Saturday 31 January 2009

Soma

The attack on bankers is becoming more ferocious as each day passes led by mob sentiment and jumped upon by shape-shifting politicians and luddites like John Prescott. The politicians are celebrating an opportunity to divert attention away from their collective failings towards bankers. And of course right now they are fair game. They have in fact been fair game for decades but whilst the bankers had champagne on tap and drove sports cars which burnt up our roads and cut up more sedate family saloons, envy was the order of the day. Now that their lot is down, in Nelsonesque (aka Simpsons) finger-pointing the echoes of world's hollow laughs, held back for so many years, resound through the empty halls of yesterday's mighty banking giants. 

Recently politicians have begun to arrange McCarthyesque hearings where rough and ready questions are thrown incoherently at bankers. The questions appear to be as misguided as the guarded answers which are being given.  

Let me at least attempt to recreate the tone of some of the most common questions fired at senior executives of banks currently receiving government aid.

Q1. "Did you not know when you were lending to x/purchasing company y your balance sheets could become massively overstretched if there was a credit collapse and your bank would be in trouble?"

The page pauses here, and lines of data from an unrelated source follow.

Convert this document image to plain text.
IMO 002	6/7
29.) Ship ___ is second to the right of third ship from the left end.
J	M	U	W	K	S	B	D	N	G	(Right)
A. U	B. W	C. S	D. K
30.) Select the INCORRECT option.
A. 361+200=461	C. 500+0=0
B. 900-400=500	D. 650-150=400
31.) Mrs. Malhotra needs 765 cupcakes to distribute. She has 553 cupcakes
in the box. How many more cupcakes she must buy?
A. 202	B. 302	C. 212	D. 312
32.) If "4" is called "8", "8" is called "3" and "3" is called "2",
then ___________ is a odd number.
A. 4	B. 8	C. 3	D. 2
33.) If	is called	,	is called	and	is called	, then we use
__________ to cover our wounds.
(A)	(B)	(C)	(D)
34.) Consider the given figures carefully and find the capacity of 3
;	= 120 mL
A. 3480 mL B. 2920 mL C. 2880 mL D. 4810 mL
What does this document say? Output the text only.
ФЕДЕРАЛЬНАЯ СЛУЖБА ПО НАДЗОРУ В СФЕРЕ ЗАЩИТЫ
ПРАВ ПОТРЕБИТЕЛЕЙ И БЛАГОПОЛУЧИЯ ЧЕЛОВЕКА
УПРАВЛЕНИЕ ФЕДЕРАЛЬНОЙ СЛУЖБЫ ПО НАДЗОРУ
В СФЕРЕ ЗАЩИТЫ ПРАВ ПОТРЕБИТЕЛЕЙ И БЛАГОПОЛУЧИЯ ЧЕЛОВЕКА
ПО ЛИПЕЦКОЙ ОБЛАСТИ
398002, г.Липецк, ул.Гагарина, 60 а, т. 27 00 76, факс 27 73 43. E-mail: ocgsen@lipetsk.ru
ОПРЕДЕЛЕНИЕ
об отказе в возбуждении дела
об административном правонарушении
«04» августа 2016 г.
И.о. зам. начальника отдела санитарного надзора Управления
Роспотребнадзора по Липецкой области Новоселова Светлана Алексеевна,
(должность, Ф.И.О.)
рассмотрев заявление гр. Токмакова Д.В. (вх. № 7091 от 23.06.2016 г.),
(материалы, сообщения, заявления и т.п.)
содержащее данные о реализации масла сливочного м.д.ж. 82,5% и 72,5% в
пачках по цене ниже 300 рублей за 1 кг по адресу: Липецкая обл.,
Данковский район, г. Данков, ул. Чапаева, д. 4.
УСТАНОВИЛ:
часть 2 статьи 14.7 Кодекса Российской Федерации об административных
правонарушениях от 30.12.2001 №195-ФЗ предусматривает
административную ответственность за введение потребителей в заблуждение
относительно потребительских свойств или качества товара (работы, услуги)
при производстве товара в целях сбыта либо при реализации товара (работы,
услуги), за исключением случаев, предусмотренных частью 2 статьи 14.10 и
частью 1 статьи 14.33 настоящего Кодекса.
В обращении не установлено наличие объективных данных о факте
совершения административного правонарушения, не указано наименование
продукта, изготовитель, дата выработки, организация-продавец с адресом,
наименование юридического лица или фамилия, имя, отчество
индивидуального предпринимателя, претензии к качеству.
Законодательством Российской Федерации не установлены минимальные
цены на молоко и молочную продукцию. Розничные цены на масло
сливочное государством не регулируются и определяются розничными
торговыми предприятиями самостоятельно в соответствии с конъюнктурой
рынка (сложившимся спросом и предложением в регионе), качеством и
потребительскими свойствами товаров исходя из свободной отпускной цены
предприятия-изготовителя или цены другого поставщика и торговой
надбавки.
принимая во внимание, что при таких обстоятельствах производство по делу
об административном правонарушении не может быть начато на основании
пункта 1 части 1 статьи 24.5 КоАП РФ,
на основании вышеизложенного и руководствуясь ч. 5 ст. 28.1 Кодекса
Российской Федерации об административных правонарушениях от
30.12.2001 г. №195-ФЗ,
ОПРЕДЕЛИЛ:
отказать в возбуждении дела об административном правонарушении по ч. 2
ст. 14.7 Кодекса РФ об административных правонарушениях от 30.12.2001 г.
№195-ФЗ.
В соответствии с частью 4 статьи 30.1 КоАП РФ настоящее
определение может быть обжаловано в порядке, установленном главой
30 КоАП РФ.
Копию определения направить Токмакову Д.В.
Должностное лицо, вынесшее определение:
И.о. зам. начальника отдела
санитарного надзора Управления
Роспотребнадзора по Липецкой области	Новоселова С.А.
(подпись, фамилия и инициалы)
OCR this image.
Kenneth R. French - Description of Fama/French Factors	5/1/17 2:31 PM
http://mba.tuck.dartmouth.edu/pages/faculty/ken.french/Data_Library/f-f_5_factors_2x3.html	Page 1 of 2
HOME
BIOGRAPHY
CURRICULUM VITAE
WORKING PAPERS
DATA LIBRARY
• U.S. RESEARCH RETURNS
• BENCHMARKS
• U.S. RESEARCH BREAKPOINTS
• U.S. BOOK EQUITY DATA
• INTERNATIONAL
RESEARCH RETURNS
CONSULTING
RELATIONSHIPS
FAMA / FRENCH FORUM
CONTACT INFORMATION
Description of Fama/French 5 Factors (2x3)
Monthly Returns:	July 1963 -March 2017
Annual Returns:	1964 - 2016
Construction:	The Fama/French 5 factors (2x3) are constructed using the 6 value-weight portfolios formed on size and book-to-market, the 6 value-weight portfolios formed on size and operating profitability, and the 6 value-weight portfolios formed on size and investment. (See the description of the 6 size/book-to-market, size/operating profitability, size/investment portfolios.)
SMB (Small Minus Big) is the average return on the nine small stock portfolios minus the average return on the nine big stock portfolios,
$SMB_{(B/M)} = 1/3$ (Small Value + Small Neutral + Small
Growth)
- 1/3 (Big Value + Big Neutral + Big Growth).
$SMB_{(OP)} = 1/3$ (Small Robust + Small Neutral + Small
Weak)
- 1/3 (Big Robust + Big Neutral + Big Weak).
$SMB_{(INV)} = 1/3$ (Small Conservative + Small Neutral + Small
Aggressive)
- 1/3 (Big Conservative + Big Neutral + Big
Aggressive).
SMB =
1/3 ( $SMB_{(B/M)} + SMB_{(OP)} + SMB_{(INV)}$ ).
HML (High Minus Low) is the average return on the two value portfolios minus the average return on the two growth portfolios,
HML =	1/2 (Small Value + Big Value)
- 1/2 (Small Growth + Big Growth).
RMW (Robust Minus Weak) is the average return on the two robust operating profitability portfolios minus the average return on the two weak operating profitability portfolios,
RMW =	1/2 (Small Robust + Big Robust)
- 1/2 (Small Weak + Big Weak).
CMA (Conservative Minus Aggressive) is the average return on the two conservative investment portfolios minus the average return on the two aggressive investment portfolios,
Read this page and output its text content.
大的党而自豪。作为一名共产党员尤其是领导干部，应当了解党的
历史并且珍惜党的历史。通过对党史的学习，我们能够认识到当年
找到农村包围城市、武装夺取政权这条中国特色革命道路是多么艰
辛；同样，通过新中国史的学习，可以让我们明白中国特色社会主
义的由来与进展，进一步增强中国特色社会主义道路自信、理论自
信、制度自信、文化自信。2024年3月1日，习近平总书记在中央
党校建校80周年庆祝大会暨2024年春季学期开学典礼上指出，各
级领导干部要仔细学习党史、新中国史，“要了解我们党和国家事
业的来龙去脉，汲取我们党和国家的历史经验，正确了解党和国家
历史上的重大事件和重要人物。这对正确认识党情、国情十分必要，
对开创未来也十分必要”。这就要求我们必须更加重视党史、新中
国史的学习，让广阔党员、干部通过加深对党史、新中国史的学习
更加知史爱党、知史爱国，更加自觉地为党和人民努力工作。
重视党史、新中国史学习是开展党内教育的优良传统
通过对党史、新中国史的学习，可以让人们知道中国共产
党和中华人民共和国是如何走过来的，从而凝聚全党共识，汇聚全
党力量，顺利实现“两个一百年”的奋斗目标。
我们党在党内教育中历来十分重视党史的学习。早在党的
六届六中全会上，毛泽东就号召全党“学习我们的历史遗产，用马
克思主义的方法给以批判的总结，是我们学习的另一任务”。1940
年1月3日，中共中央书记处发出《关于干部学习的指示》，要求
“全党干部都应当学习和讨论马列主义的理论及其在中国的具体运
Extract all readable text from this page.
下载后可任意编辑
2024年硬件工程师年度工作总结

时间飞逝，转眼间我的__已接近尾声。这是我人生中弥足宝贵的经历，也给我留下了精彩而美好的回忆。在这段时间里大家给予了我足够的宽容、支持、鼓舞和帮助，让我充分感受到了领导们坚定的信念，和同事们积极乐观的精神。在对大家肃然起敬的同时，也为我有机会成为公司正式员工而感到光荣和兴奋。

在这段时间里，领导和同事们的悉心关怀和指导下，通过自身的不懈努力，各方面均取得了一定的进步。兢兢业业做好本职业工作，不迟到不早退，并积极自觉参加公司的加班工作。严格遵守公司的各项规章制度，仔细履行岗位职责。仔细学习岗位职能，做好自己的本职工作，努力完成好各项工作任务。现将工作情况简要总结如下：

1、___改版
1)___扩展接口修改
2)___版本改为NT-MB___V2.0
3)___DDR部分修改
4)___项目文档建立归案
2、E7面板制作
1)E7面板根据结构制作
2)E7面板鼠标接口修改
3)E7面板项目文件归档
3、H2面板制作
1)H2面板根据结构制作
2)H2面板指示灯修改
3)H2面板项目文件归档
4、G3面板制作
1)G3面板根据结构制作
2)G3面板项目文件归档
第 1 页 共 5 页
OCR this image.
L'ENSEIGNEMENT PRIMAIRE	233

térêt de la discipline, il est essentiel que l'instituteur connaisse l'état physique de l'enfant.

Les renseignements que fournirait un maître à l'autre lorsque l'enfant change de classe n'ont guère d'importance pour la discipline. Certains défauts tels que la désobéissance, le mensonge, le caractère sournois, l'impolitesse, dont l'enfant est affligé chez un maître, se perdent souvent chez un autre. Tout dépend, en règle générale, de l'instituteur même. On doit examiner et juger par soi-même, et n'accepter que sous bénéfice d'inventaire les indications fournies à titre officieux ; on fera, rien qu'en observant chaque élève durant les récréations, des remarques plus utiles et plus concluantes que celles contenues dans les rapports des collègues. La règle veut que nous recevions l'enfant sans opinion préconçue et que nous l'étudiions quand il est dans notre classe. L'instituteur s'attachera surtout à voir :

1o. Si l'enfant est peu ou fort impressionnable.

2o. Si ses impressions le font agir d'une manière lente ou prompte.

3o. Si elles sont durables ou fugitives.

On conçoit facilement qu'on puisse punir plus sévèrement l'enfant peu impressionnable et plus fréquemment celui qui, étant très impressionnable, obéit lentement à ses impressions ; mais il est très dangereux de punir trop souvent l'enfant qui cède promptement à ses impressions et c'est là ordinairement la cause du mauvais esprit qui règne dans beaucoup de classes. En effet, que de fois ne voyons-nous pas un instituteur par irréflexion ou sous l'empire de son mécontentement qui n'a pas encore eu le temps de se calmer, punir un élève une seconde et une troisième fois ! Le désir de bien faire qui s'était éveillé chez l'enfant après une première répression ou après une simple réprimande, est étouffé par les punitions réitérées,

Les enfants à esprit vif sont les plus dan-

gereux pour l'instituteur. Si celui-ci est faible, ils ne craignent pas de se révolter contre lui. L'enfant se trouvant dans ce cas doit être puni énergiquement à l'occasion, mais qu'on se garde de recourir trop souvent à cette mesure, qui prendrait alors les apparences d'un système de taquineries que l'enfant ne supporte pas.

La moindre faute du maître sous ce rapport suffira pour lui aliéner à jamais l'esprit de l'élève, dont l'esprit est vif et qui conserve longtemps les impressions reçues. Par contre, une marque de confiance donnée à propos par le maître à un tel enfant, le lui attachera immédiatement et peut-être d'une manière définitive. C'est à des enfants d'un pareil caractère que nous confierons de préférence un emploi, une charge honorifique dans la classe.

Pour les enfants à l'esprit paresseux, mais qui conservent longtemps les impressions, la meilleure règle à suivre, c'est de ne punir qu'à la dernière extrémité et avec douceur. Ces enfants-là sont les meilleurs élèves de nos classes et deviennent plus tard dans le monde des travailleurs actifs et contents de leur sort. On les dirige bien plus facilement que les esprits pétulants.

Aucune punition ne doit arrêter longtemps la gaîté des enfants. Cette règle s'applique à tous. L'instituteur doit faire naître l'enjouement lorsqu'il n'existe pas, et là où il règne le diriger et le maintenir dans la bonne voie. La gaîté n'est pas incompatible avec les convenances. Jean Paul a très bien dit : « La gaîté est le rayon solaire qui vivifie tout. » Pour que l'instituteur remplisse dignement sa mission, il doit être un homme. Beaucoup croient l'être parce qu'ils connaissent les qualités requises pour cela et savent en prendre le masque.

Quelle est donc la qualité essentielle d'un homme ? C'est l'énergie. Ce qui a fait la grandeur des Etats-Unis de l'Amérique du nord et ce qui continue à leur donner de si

Q2. "Why did you take such risks?"

Q3. "Admit it - you Mr Banker are main reason we have a recession today". 

Answers should be
1. No - of course not. Had we known at the time we would not have taken those risks. In case you had not noticed I have been fired from my job and am being questioned by an idiot like you. That was not in my medium-term plans.
2. It was our mandated business to take those risks - yours was to regulate us. Why did you not do a better job? 
3. Governments, central banks and in particular Alan Greenspan provided cheap money to the banks for the last twenty years and encouraged us to distribute this to entrepeneurs, productive corporations and aspirational homeowners. If we did not we would have been accused of holding the economy back or been bought out by competitors who followed the script of the boom years. The same script binding all your speeches together, Mr Politician, for a very long time. And for which you took all the credit.

In a nutshell the real causes were poor regulation, easy money, and lets not forget the mark-to-market accounting which has led to extremes of overleverage or underleverage depending on the direction of the market. All of these need to change and all of these were implemented by central authorities overseen by governments.

Civilisation may have evolved and violent responses to crises may no longer be the order of the day but our instincts to allay blame on others has barely evolved.  Who did not look wide-eyed at others with glee when our house prices were shooting up at 20% per annum as we congratulated ourselves for the cheap mortgage we had cleverly negotiated and choice of house and exceptional location we had unilaterally made. 

This glee was a powerful politician endearing drug and easily accessible by the masses. And which politician can rightfully claim that whilst it worked its miracle they had been campaigning for legislation to police against it?